Google Directory attributes	App attributes
AWS > AssumeRoleWithSaml	https://aws.amazon.com/SAML/Attributes/Role
Basic Information > Primary email	https://aws.amazon.com/SAML/Attributes/RoleSessionName

Figure 17: Mapping between Google Directory attributes and SAML attributes

7. Click Finish

Step 6. Test the integration between Google Workspace and AWS IAM

1. Sign in into Google Admin portal.
2. From Homepage, go to Apps > Web and mobile apps.
3. Choose the AWS SSO Application that was created
4. At the top left, select TEST SAML LOGIN, then choose ALLOW ACCESS in the popup that will open.
5. Choose the On for everyone option to make the new SAML custom app visible to all users in the Google workplace. Click Save.

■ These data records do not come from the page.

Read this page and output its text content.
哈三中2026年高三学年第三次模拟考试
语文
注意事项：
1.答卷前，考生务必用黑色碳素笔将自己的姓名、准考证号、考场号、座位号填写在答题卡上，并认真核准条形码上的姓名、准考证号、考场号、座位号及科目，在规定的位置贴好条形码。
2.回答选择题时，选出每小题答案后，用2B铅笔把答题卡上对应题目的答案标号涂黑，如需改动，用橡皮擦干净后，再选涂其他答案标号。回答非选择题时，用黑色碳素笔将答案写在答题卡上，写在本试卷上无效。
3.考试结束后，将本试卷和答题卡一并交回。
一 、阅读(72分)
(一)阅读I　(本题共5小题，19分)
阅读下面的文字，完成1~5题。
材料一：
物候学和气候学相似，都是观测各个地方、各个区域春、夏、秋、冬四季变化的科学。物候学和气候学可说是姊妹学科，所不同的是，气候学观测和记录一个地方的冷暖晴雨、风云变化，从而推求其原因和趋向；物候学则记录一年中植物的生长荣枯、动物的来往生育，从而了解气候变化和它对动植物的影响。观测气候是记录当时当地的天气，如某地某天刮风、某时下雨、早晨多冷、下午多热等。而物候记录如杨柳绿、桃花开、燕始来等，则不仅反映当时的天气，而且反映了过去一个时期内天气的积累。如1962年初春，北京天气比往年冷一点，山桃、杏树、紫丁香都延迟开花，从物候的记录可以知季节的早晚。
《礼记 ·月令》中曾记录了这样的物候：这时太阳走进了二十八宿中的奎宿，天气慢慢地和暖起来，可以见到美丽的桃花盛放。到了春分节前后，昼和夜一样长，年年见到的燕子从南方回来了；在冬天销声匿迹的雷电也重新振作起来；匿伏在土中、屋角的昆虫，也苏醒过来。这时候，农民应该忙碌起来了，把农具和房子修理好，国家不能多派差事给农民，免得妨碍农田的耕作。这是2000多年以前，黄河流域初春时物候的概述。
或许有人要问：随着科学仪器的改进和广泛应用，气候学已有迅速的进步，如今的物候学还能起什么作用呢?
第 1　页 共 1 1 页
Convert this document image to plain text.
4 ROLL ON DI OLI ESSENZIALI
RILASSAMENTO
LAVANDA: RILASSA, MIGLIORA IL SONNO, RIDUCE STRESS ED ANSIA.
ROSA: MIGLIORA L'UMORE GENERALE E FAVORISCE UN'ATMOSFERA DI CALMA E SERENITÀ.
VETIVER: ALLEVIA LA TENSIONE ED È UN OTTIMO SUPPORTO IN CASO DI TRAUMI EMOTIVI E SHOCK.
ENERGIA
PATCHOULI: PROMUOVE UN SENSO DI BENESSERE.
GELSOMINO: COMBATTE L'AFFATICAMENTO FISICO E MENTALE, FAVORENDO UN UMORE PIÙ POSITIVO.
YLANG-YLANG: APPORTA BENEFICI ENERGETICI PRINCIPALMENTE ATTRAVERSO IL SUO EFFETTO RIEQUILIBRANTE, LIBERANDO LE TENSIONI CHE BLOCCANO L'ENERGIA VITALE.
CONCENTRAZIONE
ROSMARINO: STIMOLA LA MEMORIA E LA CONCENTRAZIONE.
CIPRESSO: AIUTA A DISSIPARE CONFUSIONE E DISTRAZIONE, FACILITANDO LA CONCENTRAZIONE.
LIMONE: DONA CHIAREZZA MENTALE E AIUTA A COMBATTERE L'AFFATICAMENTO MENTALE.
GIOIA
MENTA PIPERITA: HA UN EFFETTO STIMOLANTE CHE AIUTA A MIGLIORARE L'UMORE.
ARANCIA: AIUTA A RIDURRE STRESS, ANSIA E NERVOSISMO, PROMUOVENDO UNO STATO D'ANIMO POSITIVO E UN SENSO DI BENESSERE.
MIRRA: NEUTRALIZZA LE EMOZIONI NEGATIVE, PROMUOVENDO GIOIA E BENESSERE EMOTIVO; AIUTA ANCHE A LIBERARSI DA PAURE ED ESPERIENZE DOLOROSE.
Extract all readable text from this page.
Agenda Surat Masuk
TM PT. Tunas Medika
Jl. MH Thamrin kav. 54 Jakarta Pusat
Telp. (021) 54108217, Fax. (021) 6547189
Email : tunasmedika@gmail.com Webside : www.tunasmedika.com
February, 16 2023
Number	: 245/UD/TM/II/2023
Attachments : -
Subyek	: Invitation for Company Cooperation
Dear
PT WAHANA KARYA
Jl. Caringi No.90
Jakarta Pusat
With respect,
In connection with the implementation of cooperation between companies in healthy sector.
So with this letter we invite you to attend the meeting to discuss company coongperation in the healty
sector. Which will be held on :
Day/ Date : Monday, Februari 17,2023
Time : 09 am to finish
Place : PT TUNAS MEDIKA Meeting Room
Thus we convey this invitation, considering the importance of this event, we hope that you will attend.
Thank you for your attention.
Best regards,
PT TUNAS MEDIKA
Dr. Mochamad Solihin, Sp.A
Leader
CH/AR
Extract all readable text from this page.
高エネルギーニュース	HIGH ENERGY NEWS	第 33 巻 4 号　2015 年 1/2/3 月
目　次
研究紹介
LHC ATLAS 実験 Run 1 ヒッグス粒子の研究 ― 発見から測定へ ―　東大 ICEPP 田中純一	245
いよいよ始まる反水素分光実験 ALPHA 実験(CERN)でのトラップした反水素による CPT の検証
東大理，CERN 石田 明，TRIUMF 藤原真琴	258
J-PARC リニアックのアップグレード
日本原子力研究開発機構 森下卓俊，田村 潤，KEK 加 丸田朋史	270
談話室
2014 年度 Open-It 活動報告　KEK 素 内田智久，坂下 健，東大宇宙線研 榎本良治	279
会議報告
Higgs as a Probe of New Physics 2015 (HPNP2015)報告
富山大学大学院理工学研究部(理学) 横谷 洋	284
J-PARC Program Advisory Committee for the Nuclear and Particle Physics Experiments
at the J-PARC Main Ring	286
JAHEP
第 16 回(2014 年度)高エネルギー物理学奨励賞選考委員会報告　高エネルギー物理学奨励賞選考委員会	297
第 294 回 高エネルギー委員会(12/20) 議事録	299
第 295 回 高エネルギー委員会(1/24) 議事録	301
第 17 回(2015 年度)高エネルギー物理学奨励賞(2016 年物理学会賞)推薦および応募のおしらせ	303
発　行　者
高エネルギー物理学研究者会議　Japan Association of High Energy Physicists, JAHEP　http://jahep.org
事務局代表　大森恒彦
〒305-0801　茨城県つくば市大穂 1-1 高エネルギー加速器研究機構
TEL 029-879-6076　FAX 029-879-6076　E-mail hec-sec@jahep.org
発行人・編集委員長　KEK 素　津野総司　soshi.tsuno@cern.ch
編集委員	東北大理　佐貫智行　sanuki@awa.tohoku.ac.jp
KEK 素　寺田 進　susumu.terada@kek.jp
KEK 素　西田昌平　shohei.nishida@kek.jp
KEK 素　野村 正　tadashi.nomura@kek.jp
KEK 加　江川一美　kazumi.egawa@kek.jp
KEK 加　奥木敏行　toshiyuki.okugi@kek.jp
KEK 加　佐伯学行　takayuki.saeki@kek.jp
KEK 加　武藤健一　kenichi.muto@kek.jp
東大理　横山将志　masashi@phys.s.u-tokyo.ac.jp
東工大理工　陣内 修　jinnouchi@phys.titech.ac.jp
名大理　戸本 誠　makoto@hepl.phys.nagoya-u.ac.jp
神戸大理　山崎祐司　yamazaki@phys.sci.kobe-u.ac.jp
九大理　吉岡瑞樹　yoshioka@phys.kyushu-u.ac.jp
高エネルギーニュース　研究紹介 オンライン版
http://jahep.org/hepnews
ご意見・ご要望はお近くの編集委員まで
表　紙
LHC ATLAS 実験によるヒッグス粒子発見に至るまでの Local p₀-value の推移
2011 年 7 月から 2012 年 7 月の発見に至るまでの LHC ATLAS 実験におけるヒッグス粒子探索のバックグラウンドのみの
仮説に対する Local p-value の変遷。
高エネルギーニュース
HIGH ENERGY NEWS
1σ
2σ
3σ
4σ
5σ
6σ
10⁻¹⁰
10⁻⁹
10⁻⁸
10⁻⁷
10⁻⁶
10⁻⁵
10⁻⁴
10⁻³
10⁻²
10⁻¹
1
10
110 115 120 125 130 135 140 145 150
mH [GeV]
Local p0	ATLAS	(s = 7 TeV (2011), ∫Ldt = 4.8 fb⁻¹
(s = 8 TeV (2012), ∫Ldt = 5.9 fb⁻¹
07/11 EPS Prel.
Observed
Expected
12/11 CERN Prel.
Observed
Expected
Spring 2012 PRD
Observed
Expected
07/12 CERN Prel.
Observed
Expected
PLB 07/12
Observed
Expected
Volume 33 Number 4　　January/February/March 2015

Figure 18: Saving the custom app settings

6. Click Web and mobile app in the left side panel, then select TEST SAML login once more. On the click, you will be redirected to the AWS console

Figure 19: Testing SAML login again

7. Because more than one role was assigned to this user, AWS gives the option to select the Role you want to assume when accessing the console. Click on ec2-fullaccess

Figure 20: Selecting the IAM role you wish to assume for console access

8. The front page of the AWS Management Console should now appear.
9. From the AWS console navigate to the EC2 service
10. Because full access has been granted to the EC2, the user is able to perform all actions related to the EC2 service

Figure 21: Check if the user have full access to EC2

11. If we were to navigate to a difference service (S3 for example) the user will not be able to perform any action as no permissions were explicitly granted in the Policy document created 

Figure 22: Any attempt to access a service other than EC2 will result in a permission-related error.